The California legislature is debating a bill that would allow a child to have more than two parents. According to this article in the Sacramento Bee:

Examples of three-parent relationships that could be affected by SB 1476 include:

• A family in which a man began dating a woman while she was pregnant, then raised that child with her for seven years. The youth also had a parental relationship with the biological father.

• A same-sex couple who asked a close male friend to help them conceive, then decided that all three would raise the child.

• A divorce in which a woman and her second husband were the legal parents of a child, but the biological father maintained close ties as well.

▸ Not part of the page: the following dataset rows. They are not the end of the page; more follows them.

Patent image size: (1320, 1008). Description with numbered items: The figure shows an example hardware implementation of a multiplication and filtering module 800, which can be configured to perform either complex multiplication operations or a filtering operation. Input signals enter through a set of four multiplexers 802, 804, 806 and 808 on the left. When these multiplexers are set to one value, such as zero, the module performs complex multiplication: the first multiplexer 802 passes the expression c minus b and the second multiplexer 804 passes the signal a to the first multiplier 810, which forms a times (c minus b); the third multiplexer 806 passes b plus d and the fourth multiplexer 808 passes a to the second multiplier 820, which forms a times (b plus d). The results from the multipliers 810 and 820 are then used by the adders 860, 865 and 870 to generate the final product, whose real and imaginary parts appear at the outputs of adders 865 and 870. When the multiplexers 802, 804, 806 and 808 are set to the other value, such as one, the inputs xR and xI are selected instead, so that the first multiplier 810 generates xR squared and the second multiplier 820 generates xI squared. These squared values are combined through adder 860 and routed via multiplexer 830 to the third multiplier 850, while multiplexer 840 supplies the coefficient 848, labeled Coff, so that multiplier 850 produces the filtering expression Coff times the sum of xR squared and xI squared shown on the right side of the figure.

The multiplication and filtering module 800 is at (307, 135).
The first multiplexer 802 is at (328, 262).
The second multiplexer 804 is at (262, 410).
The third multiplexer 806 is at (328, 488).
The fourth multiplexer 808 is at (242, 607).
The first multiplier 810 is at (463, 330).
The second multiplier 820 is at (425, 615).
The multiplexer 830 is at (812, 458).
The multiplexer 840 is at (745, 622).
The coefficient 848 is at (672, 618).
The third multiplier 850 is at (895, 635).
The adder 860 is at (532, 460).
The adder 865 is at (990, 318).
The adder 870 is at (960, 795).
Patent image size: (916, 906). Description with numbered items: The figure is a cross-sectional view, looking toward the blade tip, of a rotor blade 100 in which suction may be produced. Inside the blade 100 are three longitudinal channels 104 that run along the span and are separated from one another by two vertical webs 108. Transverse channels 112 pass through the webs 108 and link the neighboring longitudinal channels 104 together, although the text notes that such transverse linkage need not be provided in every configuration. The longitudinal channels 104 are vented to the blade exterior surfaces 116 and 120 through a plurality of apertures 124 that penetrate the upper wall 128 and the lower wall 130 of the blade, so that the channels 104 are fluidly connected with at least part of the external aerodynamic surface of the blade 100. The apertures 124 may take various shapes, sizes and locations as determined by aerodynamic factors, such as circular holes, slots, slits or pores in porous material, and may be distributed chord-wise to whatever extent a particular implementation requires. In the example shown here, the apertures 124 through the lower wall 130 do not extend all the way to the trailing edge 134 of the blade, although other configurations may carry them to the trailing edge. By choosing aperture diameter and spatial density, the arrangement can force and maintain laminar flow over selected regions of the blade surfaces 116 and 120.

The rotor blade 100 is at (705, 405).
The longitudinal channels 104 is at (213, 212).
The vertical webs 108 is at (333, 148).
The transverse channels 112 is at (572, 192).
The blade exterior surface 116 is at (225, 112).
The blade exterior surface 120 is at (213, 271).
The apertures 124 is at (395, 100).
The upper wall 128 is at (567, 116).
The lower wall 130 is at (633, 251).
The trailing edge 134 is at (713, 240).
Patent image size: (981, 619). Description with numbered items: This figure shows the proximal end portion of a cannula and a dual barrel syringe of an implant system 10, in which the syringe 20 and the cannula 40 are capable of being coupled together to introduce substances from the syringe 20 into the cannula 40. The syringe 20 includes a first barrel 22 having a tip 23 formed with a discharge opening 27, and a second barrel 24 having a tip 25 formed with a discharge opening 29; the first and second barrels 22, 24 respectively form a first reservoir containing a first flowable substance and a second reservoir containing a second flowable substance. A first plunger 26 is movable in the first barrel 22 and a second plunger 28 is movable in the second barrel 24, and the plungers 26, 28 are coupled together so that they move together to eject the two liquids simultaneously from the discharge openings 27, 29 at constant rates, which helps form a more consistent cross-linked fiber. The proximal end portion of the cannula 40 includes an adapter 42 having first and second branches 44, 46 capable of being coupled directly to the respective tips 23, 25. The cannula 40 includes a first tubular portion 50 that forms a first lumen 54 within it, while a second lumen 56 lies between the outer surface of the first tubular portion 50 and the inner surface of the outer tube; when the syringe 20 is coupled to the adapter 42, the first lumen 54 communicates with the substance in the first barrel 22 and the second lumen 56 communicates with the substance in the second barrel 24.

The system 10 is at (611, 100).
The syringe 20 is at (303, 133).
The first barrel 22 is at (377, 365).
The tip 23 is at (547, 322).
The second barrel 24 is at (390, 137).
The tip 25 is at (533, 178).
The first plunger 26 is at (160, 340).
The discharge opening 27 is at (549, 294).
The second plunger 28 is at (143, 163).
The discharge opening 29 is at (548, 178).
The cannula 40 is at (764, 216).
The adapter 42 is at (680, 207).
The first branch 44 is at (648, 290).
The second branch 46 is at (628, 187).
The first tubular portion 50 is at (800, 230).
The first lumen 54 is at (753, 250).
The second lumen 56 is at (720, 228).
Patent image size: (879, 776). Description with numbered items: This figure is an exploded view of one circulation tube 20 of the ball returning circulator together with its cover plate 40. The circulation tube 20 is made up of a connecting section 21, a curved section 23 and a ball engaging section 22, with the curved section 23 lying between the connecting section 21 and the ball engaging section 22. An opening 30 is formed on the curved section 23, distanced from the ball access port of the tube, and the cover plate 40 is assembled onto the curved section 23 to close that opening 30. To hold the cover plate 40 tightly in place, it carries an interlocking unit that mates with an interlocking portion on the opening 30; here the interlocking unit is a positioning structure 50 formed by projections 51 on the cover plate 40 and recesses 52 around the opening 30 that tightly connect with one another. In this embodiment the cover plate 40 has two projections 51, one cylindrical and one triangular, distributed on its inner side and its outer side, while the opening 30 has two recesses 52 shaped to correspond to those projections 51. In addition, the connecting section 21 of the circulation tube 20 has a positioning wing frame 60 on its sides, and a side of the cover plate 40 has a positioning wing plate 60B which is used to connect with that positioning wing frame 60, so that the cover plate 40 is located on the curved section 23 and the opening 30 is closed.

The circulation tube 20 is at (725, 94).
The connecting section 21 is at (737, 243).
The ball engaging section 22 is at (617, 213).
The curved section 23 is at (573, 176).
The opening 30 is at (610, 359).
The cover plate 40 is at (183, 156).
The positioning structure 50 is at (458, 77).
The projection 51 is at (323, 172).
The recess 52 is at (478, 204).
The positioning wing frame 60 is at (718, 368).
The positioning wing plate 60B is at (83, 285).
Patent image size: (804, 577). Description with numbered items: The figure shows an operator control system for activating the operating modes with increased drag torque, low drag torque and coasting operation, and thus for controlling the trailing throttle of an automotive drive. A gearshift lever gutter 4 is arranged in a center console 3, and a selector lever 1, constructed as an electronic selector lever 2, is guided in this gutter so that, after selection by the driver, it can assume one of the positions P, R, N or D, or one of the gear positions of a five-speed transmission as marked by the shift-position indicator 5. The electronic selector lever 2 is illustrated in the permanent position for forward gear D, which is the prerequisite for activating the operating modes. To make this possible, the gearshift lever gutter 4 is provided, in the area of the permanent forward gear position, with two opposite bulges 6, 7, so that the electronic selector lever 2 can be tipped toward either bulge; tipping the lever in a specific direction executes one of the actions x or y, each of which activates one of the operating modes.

How would a three-parent arrangement work for purposes of who can claim the child on a tax return? Since this is a new story and the proposal hasn’t become law yet, I haven’t done hard-core research, but these are a few “top of my head” thoughts:

  • If all three parents live together, I suppose the three could decide among themselves who claims the child. That’s how it works for same-sex couples who are the legal parents of a child: as long as they all live together more than half the year, then the couple can decide who claims the child.
  • If the child splits time between his or her three parents, the situation seems to get complicated. The child has to live with a taxpayer “more than half the year” in order for a taxpayer to claim the child.
  • And if this involves divorced opposite-sex parents (but not same-sex parents because the federal government never recognized the marriage in the first place), the divorce decree would come into play, too.
I’ll look into this more if the bill actually becomes law.